Santé

La pilule d'insuline, un espoir pour les diabétiques

Temps de lecture : 2 min

La recherche avance.

425 millions de personnes sont atteintes du diabète dans le monde, 40 millions ont un diabète de type 1
 | Myriams-Fotos via Pixabay CC License by
425 millions de personnes sont atteintes du diabète dans le monde, 40 millions ont un diabète de type 1 | Myriams-Fotos via Pixabay CC License by

Des chercheurs et chercheuses de l'institut d'Harvard en sciences appliquées ont développé une pilule qui pourrait bien changer le quotidien des quarante millions de diabétiques de type 1 dans le monde, en leur évitant de devoir se faire une piqûre d'insuline une à deux fois par jour et de vérifier constamment leur taux de sucre dans le sang.

Pour rappel, les individus atteints de diabètes de type 1 ne produisent pas ou peu d'insuline, essentielle dans la production de glucose sanguin. Sans les injections, la maladie peut devenir mortelle.

«Les injections sont intrusives et douloureuses et c'est à cause de cela qu'il y a un grand nombre de non-prise du traitement chez les diabétiques de types 1», a expliqué le professeur Samir Mitragotri, ajoutant que les diabétiques de types 2 ne se voient pas toujours prescrire de traitement pour leur éviter les injections.

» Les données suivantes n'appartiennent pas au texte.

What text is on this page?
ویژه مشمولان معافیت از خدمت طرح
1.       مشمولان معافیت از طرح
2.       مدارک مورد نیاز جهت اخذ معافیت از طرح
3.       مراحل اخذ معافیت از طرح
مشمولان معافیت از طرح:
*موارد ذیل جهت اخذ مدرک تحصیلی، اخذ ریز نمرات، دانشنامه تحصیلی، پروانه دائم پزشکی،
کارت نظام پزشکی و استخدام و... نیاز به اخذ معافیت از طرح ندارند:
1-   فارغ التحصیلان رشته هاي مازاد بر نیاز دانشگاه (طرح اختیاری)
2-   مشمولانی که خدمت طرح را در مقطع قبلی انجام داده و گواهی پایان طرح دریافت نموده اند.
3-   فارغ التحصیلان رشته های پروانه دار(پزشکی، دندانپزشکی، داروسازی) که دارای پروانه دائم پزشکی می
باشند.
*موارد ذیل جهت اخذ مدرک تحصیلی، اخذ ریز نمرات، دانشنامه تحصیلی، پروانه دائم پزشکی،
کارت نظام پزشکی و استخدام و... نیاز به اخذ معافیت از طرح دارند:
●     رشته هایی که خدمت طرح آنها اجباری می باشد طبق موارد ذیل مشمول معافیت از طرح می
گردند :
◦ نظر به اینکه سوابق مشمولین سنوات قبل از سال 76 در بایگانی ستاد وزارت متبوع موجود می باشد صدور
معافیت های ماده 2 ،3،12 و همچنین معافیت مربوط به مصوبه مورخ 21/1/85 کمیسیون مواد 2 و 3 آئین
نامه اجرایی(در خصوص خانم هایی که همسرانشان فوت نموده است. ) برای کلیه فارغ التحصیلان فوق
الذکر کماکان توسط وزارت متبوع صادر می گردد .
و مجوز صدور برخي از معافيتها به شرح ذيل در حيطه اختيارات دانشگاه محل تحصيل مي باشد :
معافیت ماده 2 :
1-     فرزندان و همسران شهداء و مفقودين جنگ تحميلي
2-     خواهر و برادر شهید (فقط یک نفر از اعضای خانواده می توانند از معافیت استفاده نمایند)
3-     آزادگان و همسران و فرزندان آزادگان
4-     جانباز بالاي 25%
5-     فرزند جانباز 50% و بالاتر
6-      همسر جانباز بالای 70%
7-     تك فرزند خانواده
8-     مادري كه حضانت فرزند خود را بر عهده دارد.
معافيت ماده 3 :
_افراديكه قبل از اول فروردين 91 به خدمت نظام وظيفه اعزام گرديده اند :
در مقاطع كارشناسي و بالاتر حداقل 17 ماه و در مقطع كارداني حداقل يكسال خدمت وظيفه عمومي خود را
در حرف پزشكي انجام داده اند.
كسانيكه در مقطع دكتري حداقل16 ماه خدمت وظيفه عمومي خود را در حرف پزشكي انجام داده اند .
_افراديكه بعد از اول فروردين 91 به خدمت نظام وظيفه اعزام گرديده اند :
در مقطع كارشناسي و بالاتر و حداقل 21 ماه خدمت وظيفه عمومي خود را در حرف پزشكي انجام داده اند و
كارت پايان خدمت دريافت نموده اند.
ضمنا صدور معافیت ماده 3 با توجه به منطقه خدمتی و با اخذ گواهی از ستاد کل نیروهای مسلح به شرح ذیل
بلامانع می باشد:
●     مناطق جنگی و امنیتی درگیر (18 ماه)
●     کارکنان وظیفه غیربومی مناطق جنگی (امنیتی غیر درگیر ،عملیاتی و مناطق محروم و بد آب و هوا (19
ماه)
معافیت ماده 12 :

«La pilule a la capacité de surmonter tous les obstacles qu'elle rencontre»

Jusqu'alors, l'injection d'insuline par voix orale posait un problème d’absorption par système gastro-intestinal des macromolécules. C'est pour cela que l'équipe de scientifiques a développé un forme liquide dite «ionique» capable de surmonter les barrières du système gastro-intestinal. «Notre approche est comme un couteau suisse, une pilule a la capacité de surmonter tous les obstacles qu'elle rencontre», rapporte Samir Mitragotri.

C'est la combinaison d'un nutriment appelé choline et d'acide géranique, qu'on trouve dans la cardamone, rendue sous forme liquide, qui pourrait permettre de stabiliser la formule. L'insuline dispersée dans le liquide évite aux hormones d'être brisées par le système digestif après la dissolution de la capsule, elle peut donc ensuite passer par les muqueuses pour atteindre les veines.

La pilule a pour le moment été testée sur des rats. Les scientifiques ont observé que le niveau de sucre baissait de manière très efficace, atteignant 62% du niveau initial en deux heures et 55% en dix heures. Le résultat est d'autant plus intéressant qu'en injectant une plus petite dose d'insuline aux rats, le niveau de sucre baissait rapidement à la moitié du niveau initial mais remontait dans les quatre heures suivantes. Si une plus petite dose est administrée par injection, c'est qu'il n'y a aucune barrière quand le liquide est transmis directement au sang.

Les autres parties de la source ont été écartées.